Visual diagram of the mitochondrial dysfunction canonical pathway identified by Ingenuity Pathway Analysis (IPA) as being associated with both the sham-irradiated group and the ¹H-irradiated group. The diagram provides an image of how the pathway is structured, where the molecules from the dataset are located, and a prediction of molecule activity. The nodes outlined in magenta are the molecules found in the dataset. The node color indicates expression value, and color intensity indicates degree of upregulation (red) or downregulation (green). Gray nodes are dataset molecules that were not significantly expressed and therefore did not pass the IPA analysis cutoff. Uncolored nodes were not part of our dataset but were incorporated into the pathway based on evidence stored in the Ingenuity Knowledge Base.

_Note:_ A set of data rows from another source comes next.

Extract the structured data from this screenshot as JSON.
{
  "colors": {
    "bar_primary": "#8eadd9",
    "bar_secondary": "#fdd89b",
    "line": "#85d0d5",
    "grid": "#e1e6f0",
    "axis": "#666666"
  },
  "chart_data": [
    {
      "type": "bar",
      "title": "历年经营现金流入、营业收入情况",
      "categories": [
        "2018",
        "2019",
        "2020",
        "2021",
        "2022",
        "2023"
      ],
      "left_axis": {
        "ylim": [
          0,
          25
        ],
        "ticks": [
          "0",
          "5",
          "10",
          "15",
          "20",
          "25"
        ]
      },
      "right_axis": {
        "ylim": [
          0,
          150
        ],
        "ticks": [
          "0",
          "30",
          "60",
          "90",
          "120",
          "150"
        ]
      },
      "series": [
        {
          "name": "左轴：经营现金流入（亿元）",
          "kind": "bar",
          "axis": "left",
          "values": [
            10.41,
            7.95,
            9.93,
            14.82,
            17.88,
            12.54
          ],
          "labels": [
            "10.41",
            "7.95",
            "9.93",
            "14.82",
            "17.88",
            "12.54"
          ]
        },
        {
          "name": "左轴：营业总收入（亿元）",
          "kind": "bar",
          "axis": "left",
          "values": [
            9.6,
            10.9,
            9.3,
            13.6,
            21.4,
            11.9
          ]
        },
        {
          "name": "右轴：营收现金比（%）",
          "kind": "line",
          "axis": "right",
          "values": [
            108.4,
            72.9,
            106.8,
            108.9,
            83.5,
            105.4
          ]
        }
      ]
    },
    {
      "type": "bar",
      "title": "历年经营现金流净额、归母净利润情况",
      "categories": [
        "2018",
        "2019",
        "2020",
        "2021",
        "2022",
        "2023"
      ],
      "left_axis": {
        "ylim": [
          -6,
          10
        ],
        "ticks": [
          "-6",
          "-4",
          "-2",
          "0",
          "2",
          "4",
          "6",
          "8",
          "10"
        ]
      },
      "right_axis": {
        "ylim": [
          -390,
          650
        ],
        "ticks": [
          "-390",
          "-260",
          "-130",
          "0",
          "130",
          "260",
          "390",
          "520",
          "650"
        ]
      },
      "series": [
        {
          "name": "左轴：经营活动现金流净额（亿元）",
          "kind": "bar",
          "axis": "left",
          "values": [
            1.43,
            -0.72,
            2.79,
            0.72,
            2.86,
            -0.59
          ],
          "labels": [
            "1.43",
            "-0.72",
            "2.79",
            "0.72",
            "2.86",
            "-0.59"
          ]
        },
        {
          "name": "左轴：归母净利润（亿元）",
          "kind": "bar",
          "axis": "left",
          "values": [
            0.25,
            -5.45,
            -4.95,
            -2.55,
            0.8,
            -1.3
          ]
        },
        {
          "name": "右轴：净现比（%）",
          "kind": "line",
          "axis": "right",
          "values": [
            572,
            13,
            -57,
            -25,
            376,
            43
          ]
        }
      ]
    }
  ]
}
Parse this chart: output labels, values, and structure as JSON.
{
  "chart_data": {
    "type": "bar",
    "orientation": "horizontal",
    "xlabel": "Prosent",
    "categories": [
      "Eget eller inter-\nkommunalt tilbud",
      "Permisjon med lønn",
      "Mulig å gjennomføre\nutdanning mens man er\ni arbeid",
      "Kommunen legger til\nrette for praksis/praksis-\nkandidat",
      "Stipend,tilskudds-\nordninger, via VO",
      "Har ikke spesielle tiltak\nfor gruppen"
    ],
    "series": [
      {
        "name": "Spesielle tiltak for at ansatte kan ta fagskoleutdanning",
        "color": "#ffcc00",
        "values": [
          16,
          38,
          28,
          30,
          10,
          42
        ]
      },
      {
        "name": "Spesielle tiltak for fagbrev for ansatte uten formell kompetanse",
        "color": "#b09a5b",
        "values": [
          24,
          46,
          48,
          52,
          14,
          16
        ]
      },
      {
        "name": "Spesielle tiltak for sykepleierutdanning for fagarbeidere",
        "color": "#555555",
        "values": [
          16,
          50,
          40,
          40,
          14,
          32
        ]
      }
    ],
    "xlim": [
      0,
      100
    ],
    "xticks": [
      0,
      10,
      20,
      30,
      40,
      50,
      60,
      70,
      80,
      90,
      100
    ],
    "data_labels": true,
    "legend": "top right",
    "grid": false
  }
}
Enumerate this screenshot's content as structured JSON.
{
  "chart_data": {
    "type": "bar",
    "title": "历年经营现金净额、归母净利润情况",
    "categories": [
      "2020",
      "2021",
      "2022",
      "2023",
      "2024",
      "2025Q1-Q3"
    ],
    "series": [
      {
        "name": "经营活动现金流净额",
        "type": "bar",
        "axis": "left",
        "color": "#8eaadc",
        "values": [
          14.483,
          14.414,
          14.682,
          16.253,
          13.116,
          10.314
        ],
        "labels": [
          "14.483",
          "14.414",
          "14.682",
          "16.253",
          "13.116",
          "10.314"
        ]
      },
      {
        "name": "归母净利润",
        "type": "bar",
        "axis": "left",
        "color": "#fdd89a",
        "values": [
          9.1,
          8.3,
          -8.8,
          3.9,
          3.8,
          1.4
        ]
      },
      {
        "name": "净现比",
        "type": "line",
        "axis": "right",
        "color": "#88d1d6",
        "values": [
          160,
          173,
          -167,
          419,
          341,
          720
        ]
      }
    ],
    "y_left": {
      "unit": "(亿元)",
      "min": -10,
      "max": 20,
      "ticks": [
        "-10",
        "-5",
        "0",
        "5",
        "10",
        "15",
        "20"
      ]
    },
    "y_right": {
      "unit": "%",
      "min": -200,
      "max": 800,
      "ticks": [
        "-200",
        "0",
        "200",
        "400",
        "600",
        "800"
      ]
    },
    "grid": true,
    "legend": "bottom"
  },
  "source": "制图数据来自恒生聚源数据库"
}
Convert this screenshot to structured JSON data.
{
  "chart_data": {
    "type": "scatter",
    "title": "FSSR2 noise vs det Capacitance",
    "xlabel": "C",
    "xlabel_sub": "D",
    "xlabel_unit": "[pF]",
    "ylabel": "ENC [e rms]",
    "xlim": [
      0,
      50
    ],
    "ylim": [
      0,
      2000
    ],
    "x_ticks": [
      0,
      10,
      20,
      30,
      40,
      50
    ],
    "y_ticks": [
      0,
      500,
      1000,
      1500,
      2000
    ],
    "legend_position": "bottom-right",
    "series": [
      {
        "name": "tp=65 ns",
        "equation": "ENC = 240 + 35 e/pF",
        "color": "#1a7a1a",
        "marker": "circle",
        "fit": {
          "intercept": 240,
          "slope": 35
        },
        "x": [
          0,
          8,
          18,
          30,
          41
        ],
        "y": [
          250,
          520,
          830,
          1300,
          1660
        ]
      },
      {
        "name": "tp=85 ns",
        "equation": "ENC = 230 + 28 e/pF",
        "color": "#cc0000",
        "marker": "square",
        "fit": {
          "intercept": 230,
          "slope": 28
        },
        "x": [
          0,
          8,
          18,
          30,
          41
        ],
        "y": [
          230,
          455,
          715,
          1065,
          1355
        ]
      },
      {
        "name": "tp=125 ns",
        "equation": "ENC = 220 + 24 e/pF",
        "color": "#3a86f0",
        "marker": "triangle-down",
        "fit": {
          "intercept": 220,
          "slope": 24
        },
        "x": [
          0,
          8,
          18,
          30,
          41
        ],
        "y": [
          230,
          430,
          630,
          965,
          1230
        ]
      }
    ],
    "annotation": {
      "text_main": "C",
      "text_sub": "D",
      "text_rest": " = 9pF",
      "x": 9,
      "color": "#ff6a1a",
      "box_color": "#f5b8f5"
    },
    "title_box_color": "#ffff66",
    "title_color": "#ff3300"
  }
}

Blue indicates a prediction of inhibited activity. Solid lines indicate a direct interaction between molecules and the predicted relationship between the molecules. Grey arrows indicate the effect is not predicted. The direction of the interaction is represented by arrows. For signaling pathways, an arrow pointing from one molecule to another indicates the cause of activation.